The Sex Tourists (Clients).
Sex tourism is defined as "an activity that entails individuals engaging in both national and international travel in order to participate in sexual activity considered to be both illegal and unethical in those individuals' respective nations or countries of residence" (4 Facts, n.d.). Every day, thousands of men visit Southeast Asia to take advantage of the ignored, or lenient, or non-existent prostitution laws. In fact, in Thailand, close to 60 percent of tourists are there to participate in some form of anonymous sexual encounter. Sex tourists in Southeast Asia are typically men who live in both developed European countries and the United States, and enjoy middle to upper-class lifestyles. Throughout Southeast Asia, mobile populations of men such as “Transport workers, seafarers, businessmen and men who are separated from their families and communities either by migration or by joining the armed forces are regular clients” (World Health Organization, 2001), are contributors to the ever-increasing demand for prostitutes.
The Prostitutes.
Many sex workers in Southeast Asia are migrant women who arrive from other countries seeking ways to support their families.
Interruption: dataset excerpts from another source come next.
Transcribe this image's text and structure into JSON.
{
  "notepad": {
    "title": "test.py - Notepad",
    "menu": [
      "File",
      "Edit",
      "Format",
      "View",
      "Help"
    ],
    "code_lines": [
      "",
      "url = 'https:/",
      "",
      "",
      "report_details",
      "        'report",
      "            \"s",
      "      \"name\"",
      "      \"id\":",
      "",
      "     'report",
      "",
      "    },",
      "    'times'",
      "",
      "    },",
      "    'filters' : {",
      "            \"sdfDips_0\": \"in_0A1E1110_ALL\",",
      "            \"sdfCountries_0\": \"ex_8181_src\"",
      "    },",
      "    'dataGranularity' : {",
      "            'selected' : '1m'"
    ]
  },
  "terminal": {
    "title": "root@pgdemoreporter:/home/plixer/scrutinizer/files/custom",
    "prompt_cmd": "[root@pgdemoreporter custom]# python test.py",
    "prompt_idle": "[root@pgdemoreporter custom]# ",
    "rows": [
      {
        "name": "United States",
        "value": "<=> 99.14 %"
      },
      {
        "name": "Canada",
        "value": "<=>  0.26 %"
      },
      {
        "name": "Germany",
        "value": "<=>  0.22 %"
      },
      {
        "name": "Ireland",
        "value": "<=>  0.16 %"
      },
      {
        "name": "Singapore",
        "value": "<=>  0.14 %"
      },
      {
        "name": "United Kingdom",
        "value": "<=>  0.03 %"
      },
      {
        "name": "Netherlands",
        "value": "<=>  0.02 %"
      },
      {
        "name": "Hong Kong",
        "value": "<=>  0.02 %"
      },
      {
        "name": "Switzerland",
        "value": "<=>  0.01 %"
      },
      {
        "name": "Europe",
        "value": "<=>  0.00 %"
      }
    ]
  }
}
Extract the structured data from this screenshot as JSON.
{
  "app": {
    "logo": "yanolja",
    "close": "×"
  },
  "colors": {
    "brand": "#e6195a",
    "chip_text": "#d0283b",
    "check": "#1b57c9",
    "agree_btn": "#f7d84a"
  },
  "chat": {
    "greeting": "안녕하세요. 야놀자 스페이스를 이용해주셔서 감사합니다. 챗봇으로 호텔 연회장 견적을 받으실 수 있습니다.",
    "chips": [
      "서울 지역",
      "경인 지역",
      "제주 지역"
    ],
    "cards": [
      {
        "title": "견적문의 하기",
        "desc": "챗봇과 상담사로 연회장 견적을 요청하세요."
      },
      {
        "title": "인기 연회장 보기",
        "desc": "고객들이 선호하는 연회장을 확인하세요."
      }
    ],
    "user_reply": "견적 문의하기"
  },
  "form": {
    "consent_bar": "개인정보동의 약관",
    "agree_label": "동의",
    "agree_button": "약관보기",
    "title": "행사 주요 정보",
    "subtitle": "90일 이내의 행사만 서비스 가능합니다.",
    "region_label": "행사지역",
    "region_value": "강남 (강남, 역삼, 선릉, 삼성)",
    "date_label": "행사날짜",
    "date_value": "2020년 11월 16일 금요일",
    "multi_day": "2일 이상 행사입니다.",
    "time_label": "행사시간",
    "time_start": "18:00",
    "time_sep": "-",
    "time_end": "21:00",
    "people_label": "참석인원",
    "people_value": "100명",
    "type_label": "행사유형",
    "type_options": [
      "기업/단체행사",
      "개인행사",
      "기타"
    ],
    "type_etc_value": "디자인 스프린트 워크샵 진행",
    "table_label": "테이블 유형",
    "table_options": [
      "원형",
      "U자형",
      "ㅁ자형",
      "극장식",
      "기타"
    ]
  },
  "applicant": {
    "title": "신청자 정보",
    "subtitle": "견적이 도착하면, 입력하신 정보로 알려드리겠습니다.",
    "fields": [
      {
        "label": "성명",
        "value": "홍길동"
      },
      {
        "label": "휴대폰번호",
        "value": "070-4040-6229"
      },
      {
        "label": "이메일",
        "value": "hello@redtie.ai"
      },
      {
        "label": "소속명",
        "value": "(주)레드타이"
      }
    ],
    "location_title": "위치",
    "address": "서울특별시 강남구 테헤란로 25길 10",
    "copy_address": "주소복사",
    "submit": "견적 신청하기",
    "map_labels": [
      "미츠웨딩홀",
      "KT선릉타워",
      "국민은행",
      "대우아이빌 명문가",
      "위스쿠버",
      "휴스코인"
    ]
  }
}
They often settle in rural jurisdictions just outside urban areas where there may be lucky enough to find employment. But jobs in Southeast Asia are hard to come by, and many women, with little or no education under their belt, see prostitution as the only viable option. Although it's true that some women, especially those from younger generations, are involved in prostitution to find a foreign man to marry for financial security, the majority of those who participate in the “pay-to-play” lifestyle live in poverty and serve sex tourists only out of economic desperation.